Chapter 2: An integrated prototype

It was April and we had an internal engineering onsite. One of the demos was the VFNLU, now running in one of our Voiceflow dev environments. Below is the recording of the demo.

The VFNLU was no longer an academic exercise, but a feasible product.

Chapter 3: Feature completeness and Multilingual models

After the April excitement, the reality of preparing the models for production were set in. Code was refactored, added and changed to fit our existing systems. We also retrained the NLU several times, including new techniques that boosted performance, along with adding multilingual support. We could A/B test these models, with our ML platform setup, which was handy for doing comparisons. Summer turned into fall, and we began testing load testing.

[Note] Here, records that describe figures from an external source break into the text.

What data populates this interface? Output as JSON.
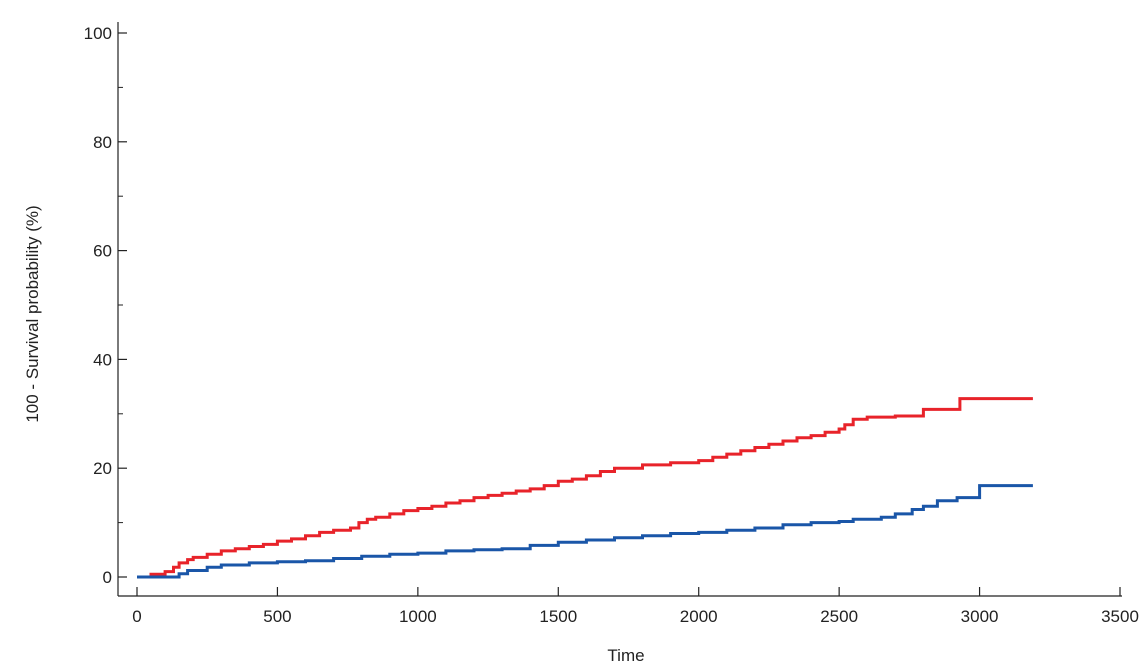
{
  "chart_data": {
    "type": "line",
    "title": "",
    "xlabel": "Time",
    "ylabel": "100 - Survival probability (%)",
    "xlim": [
      -20,
      3500
    ],
    "ylim": [
      -3,
      102
    ],
    "x_ticks": [
      0,
      500,
      1000,
      1500,
      2000,
      2500,
      3000,
      3500
    ],
    "y_ticks": [
      0,
      20,
      40,
      60,
      80,
      100
    ],
    "y_minor_step": 10,
    "step": true,
    "grid": false,
    "legend": "none",
    "series": [
      {
        "color": "#e8232a",
        "x": [
          0,
          50,
          100,
          130,
          150,
          180,
          200,
          250,
          300,
          350,
          400,
          450,
          500,
          550,
          600,
          650,
          700,
          760,
          790,
          820,
          850,
          900,
          950,
          1000,
          1050,
          1100,
          1150,
          1200,
          1250,
          1300,
          1350,
          1400,
          1450,
          1500,
          1550,
          1600,
          1650,
          1700,
          1800,
          1900,
          2000,
          2050,
          2100,
          2150,
          2200,
          2250,
          2300,
          2350,
          2400,
          2450,
          2500,
          2520,
          2550,
          2600,
          2700,
          2800,
          2900,
          2930,
          3000,
          3190
        ],
        "y": [
          0,
          0.5,
          1,
          1.8,
          2.6,
          3.2,
          3.6,
          4.2,
          4.8,
          5.2,
          5.6,
          6.0,
          6.6,
          7.0,
          7.6,
          8.2,
          8.6,
          9.0,
          10.0,
          10.6,
          11.0,
          11.6,
          12.2,
          12.6,
          13.0,
          13.6,
          14.0,
          14.6,
          15.0,
          15.4,
          15.8,
          16.2,
          16.8,
          17.6,
          18.0,
          18.6,
          19.4,
          20.0,
          20.6,
          21.0,
          21.4,
          22.0,
          22.6,
          23.2,
          23.8,
          24.4,
          25.0,
          25.6,
          26.0,
          26.6,
          27.2,
          28.0,
          29.0,
          29.4,
          29.6,
          30.8,
          30.8,
          32.8,
          32.8,
          32.8
        ]
      },
      {
        "color": "#1a56a8",
        "x": [
          0,
          150,
          180,
          250,
          300,
          400,
          500,
          600,
          700,
          800,
          900,
          1000,
          1100,
          1200,
          1300,
          1400,
          1500,
          1600,
          1700,
          1800,
          1900,
          2000,
          2100,
          2200,
          2300,
          2400,
          2500,
          2550,
          2650,
          2700,
          2760,
          2800,
          2850,
          2920,
          3000,
          3190
        ],
        "y": [
          0,
          0.6,
          1.2,
          1.8,
          2.2,
          2.6,
          2.8,
          3.0,
          3.4,
          3.8,
          4.2,
          4.4,
          4.8,
          5.0,
          5.2,
          5.8,
          6.4,
          6.8,
          7.2,
          7.6,
          8.0,
          8.2,
          8.6,
          9.0,
          9.6,
          10.0,
          10.2,
          10.6,
          11.0,
          11.6,
          12.4,
          13.0,
          14.0,
          14.6,
          16.8,
          16.8
        ]
      }
    ]
  }
}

Chapter 4: Real time constraints

“This is too slow”

Our ML platform had been built with realtime in mind, with latencies in the high 100s of ms for most requests. We built it with a queue system, but that technology was not designed for requests that should consistently return in 150ms. Even though our NLU was very fast (sub 20ms) the latency of the system was quite high, especially the long tail of requests.

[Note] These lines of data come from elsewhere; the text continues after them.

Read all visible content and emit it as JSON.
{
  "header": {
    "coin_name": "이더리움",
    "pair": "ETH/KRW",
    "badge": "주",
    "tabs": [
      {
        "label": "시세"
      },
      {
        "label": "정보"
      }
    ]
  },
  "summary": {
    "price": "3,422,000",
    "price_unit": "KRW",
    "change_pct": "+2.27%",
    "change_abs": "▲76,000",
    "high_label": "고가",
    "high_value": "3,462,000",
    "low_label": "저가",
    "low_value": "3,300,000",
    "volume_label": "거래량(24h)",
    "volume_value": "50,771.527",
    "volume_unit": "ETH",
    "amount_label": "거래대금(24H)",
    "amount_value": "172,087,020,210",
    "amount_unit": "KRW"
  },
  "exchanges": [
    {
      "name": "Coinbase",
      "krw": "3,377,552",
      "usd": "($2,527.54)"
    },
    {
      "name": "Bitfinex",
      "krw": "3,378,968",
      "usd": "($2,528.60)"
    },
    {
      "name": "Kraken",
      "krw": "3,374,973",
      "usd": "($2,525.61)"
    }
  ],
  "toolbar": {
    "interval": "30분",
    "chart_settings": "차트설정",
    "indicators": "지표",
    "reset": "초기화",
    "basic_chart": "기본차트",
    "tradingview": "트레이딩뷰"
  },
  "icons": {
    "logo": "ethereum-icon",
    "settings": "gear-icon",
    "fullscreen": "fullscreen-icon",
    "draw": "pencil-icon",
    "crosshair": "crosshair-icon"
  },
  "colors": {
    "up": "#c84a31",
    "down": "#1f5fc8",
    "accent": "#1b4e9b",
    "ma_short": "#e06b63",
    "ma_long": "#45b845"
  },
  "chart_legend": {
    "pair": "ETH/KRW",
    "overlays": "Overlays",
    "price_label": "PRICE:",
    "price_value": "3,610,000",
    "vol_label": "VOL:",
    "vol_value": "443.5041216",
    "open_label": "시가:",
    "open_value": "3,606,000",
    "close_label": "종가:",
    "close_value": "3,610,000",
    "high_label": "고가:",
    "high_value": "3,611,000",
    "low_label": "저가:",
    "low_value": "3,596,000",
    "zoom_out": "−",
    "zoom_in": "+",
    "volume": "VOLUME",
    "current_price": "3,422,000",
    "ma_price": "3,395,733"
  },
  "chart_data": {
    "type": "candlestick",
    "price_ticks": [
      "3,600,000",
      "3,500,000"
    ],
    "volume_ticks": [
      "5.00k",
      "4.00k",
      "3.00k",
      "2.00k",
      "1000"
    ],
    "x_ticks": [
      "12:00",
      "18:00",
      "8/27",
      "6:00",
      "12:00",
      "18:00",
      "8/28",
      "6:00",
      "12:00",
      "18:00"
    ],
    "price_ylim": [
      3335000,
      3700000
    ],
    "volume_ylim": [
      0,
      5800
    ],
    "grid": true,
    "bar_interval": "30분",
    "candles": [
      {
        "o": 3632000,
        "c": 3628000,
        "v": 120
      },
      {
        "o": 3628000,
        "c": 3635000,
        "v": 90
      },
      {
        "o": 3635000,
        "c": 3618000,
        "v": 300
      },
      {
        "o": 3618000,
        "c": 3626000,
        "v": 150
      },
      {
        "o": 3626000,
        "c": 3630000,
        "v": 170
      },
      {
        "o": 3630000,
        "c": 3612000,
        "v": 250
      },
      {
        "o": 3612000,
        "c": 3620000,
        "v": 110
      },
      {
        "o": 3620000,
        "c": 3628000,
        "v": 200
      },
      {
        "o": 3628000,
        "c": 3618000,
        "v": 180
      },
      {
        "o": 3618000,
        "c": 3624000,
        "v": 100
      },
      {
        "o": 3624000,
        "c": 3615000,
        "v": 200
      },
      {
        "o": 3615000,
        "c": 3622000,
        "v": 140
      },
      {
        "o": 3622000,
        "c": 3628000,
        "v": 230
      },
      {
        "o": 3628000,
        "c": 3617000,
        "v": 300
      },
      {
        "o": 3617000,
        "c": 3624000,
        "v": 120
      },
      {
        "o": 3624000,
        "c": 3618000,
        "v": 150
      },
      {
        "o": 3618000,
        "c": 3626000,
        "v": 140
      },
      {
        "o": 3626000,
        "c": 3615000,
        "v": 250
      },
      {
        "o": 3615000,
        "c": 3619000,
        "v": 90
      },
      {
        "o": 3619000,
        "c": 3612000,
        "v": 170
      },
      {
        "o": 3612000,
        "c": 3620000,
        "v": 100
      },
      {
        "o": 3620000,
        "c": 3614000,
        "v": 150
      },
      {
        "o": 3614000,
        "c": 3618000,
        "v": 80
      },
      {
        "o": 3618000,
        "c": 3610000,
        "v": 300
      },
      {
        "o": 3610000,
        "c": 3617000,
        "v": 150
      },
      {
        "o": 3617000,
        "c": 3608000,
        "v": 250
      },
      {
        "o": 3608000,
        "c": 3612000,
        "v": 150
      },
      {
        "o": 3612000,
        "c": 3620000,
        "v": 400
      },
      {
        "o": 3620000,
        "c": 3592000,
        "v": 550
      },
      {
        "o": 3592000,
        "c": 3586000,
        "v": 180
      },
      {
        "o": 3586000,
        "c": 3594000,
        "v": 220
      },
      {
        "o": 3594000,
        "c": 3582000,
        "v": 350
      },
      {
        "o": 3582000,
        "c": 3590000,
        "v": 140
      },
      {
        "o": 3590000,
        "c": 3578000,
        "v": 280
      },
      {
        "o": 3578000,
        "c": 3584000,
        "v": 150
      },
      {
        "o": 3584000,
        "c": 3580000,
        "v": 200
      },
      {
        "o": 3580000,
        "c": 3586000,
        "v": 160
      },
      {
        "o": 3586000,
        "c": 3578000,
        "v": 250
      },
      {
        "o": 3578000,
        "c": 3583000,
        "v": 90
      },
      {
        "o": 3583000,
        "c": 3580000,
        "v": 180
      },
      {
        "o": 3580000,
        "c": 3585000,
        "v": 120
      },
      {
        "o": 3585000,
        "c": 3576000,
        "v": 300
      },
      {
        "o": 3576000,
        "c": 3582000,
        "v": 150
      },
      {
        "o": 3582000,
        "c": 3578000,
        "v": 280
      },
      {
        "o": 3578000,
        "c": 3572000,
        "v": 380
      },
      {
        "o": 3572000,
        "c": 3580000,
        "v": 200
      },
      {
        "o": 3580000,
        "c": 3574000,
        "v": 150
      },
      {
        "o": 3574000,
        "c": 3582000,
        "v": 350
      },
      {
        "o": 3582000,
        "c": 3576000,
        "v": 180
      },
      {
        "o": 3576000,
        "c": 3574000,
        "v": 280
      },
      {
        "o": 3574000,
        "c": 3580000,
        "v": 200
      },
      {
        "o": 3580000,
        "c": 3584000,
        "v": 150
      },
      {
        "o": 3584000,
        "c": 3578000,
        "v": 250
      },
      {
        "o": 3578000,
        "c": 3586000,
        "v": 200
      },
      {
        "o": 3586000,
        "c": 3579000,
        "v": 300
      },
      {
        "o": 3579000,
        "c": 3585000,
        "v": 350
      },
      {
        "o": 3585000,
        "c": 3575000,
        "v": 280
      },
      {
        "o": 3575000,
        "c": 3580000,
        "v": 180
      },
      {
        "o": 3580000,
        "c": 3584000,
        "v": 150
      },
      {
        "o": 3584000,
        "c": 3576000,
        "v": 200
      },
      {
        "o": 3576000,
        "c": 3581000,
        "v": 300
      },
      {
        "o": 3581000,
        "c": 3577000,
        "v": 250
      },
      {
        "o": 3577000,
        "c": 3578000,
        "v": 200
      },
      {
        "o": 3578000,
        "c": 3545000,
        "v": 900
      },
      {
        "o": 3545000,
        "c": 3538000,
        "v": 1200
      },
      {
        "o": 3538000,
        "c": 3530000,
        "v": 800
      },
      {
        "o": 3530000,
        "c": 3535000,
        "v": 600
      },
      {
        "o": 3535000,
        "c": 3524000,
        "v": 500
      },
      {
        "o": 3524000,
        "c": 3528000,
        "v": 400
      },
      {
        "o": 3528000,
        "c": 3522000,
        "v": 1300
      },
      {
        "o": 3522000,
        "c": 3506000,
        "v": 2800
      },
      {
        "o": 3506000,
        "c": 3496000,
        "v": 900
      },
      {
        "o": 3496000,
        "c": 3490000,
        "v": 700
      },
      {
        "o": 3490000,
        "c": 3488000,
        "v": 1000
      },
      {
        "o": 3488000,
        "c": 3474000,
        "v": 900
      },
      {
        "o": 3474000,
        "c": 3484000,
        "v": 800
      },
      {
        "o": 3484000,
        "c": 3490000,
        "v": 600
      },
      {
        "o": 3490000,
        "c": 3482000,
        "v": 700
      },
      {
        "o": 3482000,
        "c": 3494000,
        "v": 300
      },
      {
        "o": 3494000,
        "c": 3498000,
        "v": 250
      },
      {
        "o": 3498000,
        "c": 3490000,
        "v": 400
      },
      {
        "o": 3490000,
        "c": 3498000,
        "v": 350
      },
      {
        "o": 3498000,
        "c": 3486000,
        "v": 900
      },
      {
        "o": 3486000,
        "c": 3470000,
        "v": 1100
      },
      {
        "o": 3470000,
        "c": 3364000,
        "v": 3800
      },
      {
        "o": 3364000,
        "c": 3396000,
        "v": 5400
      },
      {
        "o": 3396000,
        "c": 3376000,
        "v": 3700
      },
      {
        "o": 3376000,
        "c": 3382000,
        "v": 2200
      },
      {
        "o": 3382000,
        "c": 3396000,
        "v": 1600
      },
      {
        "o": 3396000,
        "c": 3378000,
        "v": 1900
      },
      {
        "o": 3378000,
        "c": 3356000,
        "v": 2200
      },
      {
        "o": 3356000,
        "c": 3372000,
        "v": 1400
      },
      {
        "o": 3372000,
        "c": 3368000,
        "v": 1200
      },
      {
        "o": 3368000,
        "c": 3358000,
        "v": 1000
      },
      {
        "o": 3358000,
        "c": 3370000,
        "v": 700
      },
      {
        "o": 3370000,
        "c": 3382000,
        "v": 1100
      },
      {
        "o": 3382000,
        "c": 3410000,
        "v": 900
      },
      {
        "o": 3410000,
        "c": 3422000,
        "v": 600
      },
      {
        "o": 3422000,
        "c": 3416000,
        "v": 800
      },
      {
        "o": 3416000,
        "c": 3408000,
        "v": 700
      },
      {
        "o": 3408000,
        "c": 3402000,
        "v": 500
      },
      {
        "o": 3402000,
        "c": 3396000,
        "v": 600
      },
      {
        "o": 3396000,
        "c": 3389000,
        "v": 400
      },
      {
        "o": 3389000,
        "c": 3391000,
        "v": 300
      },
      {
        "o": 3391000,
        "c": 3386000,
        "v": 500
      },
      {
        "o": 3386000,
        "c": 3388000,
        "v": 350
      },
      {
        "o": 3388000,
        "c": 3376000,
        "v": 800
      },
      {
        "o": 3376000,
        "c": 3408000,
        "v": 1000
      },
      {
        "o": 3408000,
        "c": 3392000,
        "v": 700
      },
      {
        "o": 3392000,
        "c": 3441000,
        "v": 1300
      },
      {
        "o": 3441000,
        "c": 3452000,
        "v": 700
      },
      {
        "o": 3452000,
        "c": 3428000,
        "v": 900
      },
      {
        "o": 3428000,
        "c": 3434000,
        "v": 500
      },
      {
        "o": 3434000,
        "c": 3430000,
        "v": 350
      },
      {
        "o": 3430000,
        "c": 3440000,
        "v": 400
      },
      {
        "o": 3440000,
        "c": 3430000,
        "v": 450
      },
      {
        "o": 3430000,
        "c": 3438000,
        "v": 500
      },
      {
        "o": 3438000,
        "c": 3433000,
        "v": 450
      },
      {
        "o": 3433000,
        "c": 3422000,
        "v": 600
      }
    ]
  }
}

We had to redesign how our NLU deals with requests, which started a 3 month code refactor. It was unexpected but required to achieve the latency that our users expected.

Chapter 5: Beta testing

April 2023, almost a year after the initial VFNLU demo, was when we started rolling out the VFNLU to our free users. It was time to test how well the VFNLU performed in the real world and what bugs we could find. We also began migrating some early customers to help avoid some of the limitations we had with our previous OEM NLU implementation. We implemented a feature flag, directing a % of users to train and run inference on our NLU. Eventually we finalized a full rollout across all our free users, helping us to find some last minute bugs and deficiencies in the systems.

Chapter 6: The VFNLU

And today we release the VFNLU. After 18 months of work VFNLU is ready. Outperforming the most popular NLUs on open source and proprietary benchmarks. We’ve released an open source testing repo to test the performance yourself

With 30+ languages supported and low training time, you can both power and prototype your next conversational assistant.

NLUs in a LLM world

In December 2022, ChatGPT was in almost every Conversational AI based conversation. A powerful new model that could solve many tasks, handle many languages and respond to almost any user request. We did an internal hackathon before the winter holidays to add a number of Gen AI features to Voiceflow.

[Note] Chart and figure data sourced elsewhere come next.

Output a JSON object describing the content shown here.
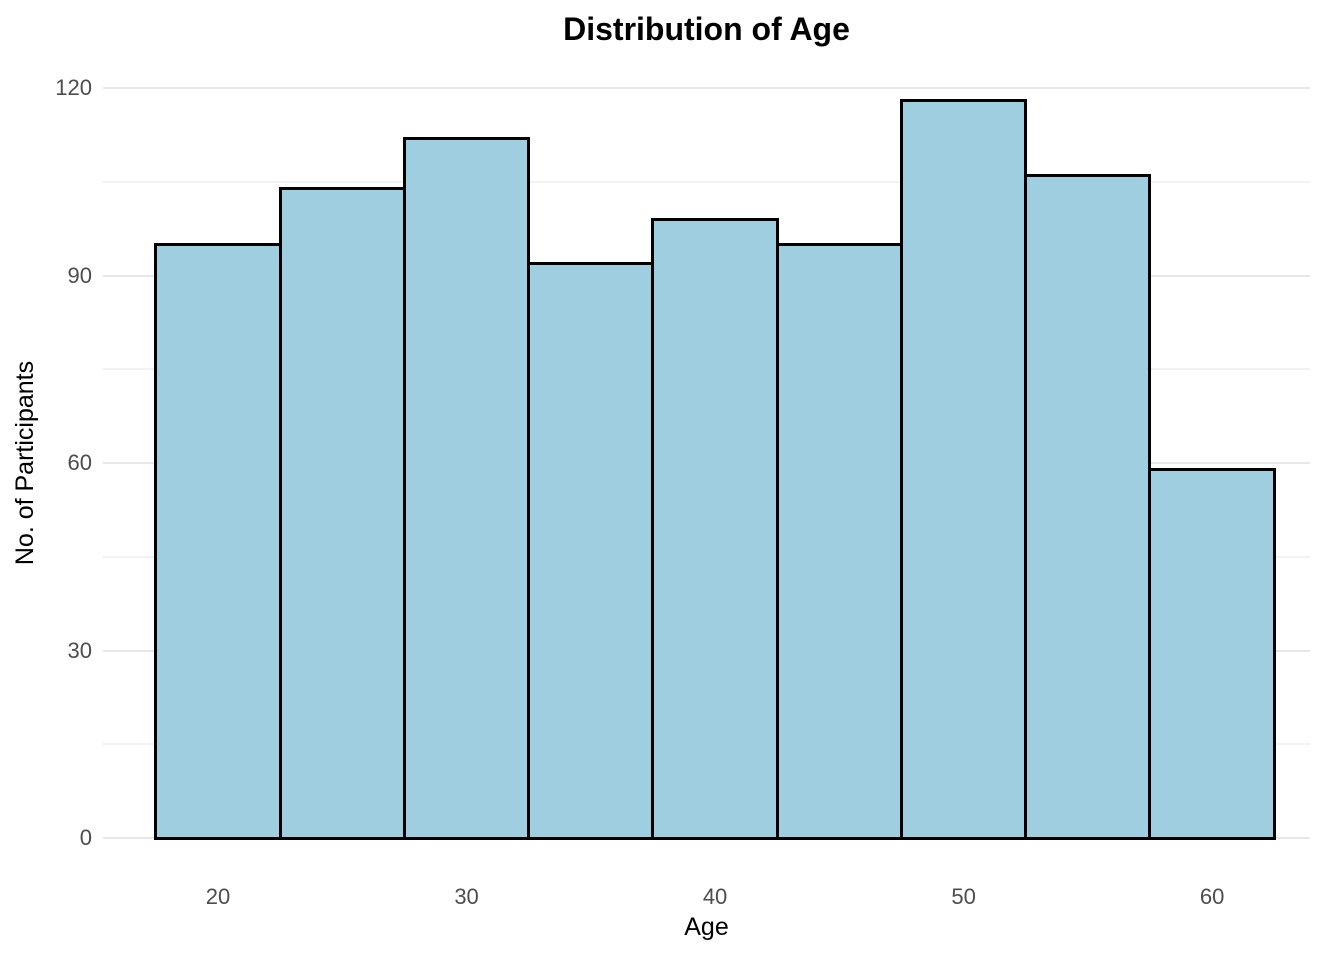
{
  "chart_data": {
    "type": "histogram",
    "title": "Distribution of Age",
    "xlabel": "Age",
    "ylabel": "No. of Participants",
    "bin_edges": [
      17.5,
      22.5,
      27.5,
      32.5,
      37.5,
      42.5,
      47.5,
      52.5,
      57.5,
      62.5
    ],
    "bin_centers": [
      20,
      25,
      30,
      35,
      40,
      45,
      50,
      55,
      60
    ],
    "counts": [
      95,
      104,
      112,
      92,
      99,
      95,
      118,
      106,
      59
    ],
    "x_ticks": [
      20,
      30,
      40,
      50,
      60
    ],
    "y_ticks": [
      0,
      30,
      60,
      90,
      120
    ],
    "y_minor_gridlines": [
      15,
      45,
      75,
      105
    ],
    "x_domain": [
      15.37,
      63.94
    ],
    "y_domain": [
      0,
      120
    ],
    "grid": "horizontal-only",
    "legend": "none",
    "colors": {
      "bar_fill": "#9ECEE0",
      "bar_border": "#000000",
      "grid_major": "#E7E7E7",
      "grid_minor": "#F2F2F2",
      "tick_label": "#4D4D4D",
      "title_text": "#000000",
      "background": "#FFFFFF"
    }
  }
}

Outside of the Gen AI features, we kept working on the VFNLU. There were a couple reasons for this:

  1. All our Enterprise Customers were continuing to use NLUs to power their assistants
  2. NLUs are 100-1000x cheaper than LLMs and perform better on large projects
  3. NLUs don’t hallucinate, they might respond with the wrong intent but it will be clear if there’s a false positive.

With this in mind, each piece of technology has their place in the conversational AI world, our goal as a platform is to allow people to experiment and build with both.